Saturday, January 01, 2011

Round three!

Books are containers for ideas and flourishes of language. But they're also objects, which can be lost or found or damaged.

(My favourite form of book-damage is when books are dropped in the bath and go all wavey, the pages suddenly not able to contain both ideas AND water...)

I think it's strange and funny how The Sentimentalists in particular keeps drifting in and out of my life.

First, I was supposed to advocate for Joanna Skibsrud's debut at a local Giller Gala from one of the Gaspereau originals. The press told the bookstore hosting the event that it would "very definitely be there tomorrow" on several different occasions.

The bookstore dutifully told me that the book would "very definitely be there tomorrow" on several different occasions.

I read the book in PDF format the day before/the day of the gala. And so made several bad jokes in a row instead of offering any kind of trenchant analysis of the book.
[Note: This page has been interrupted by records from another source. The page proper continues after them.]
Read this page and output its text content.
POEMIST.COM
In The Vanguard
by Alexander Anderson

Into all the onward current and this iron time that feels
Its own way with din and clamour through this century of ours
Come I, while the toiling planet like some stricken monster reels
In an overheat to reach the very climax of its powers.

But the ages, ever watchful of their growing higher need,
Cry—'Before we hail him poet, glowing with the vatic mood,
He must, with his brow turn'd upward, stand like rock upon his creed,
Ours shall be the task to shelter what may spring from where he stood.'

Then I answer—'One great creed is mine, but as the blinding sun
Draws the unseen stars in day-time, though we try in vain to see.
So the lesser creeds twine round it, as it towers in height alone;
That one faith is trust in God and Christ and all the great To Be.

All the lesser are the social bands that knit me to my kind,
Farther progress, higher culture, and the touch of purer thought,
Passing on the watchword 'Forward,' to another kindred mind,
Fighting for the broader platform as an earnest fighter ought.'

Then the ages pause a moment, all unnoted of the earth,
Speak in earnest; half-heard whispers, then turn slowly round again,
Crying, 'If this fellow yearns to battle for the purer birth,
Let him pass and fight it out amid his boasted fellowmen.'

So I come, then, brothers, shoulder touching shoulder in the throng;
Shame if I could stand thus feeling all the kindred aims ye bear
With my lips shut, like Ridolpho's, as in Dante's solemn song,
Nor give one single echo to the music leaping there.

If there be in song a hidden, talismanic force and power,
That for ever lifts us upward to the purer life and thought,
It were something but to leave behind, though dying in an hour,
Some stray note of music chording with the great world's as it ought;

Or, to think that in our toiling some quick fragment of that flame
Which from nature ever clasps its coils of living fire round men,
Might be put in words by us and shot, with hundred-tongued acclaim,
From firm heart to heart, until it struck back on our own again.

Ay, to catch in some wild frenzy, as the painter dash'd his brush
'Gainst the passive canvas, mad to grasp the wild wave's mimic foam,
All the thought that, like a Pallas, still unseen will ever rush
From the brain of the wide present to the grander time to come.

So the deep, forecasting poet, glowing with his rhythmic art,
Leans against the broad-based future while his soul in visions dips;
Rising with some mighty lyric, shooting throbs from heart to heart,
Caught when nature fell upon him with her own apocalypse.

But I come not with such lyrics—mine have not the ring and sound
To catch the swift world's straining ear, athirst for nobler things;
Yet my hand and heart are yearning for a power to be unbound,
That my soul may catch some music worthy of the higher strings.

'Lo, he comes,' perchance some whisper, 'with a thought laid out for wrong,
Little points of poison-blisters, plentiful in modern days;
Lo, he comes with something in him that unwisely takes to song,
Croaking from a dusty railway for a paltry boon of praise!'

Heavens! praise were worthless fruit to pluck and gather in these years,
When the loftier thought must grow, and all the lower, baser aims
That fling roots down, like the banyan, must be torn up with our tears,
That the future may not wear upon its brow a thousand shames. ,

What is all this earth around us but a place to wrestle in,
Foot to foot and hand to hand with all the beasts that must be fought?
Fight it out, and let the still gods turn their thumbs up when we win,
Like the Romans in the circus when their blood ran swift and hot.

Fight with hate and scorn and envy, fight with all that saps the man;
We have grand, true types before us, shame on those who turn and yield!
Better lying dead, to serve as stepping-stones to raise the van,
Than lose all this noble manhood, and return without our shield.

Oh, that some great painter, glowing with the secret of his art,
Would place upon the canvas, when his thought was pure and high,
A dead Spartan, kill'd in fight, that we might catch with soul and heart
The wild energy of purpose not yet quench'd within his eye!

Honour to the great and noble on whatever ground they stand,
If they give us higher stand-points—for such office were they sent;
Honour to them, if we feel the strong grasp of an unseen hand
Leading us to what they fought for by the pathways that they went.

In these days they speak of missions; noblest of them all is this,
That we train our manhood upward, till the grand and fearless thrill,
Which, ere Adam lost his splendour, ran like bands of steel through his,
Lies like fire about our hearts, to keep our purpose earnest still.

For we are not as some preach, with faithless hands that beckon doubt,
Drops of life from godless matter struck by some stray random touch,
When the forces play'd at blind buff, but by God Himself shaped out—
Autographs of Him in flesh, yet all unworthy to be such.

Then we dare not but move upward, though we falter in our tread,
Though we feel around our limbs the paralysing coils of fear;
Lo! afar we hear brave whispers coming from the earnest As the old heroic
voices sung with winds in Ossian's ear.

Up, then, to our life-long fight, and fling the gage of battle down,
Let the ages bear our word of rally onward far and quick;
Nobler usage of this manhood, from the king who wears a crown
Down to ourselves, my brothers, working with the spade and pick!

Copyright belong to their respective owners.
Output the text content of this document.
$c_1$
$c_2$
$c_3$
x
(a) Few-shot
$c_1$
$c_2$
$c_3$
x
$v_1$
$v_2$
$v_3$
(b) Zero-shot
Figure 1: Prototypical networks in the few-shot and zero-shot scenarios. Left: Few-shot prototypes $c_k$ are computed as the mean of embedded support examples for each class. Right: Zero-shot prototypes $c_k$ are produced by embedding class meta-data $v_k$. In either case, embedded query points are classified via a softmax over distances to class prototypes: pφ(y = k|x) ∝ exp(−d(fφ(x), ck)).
When I was next at Aqua Books, which passes for my place of work, I got an email from a writer who'd adjudicated a prize that The Sentimentalists had been entered in.

Saying that it had been donated to the store along with the rest of the masses of books she didn't want to keep MONTHS ago.

And so had been on the shelf this whole time.

Also, since she hadn't actually meant to donate that one, could she have it back?

Then, this past week, my sister emailed me and mentioned, off-handedly, that she had taken up active reading again (she has a toddler, get it?) and had bought The Sentimentalists at Costco and was almost done and did I want it...

This being the new Douglas & McIntyre edition, of course. And I recognized an opportunity.

You see, several months ago, I came to the conclusion that all my/our books would not fit in the much-reduced space we had for bookshelves in our new-ish house, and culled several boxes' worth.

This was surprisingly painless. Especially given the fact that I had previously gritted my teeth at the prospect of getting rid of books AT ALL. (I'm a writer! Writers are meant to have heaps of books!)

We'd gotten rid of most of the culls, but one box had come to rest at the top of the stairs and hadn't moved for a few weeks. So I hauled it downstairs onto the (screened) front porch, where it got snowed on a little bit. (Ahem.)

And then, the next day, traded my sister an ENTIRE box of Can-lit classics for a single copy of The Sentimentalists. Except I didn't tell her we were trading. I just hauled the box into her entryway and plunked it down.

Strangely, I didn't want to rifle through and see what I was gifting her with. Doubles of beloved books, probably. Books I'd bought but never read and now seemed dubious about reading, most likely.

So now The Sentimentalists sits on a little table outside my bedroom. Where water glasses go before they get taken downstairs. Where books I've read or am dubious about reading go before making their way upstairs to my office or into the pile next to my bed...or, I suppose, into a new box of culls.

I haven't decided if I'm going to re-read The Sentimentalists. But I like the journey I've taken and not-taken with this book, so I think I'll keep it.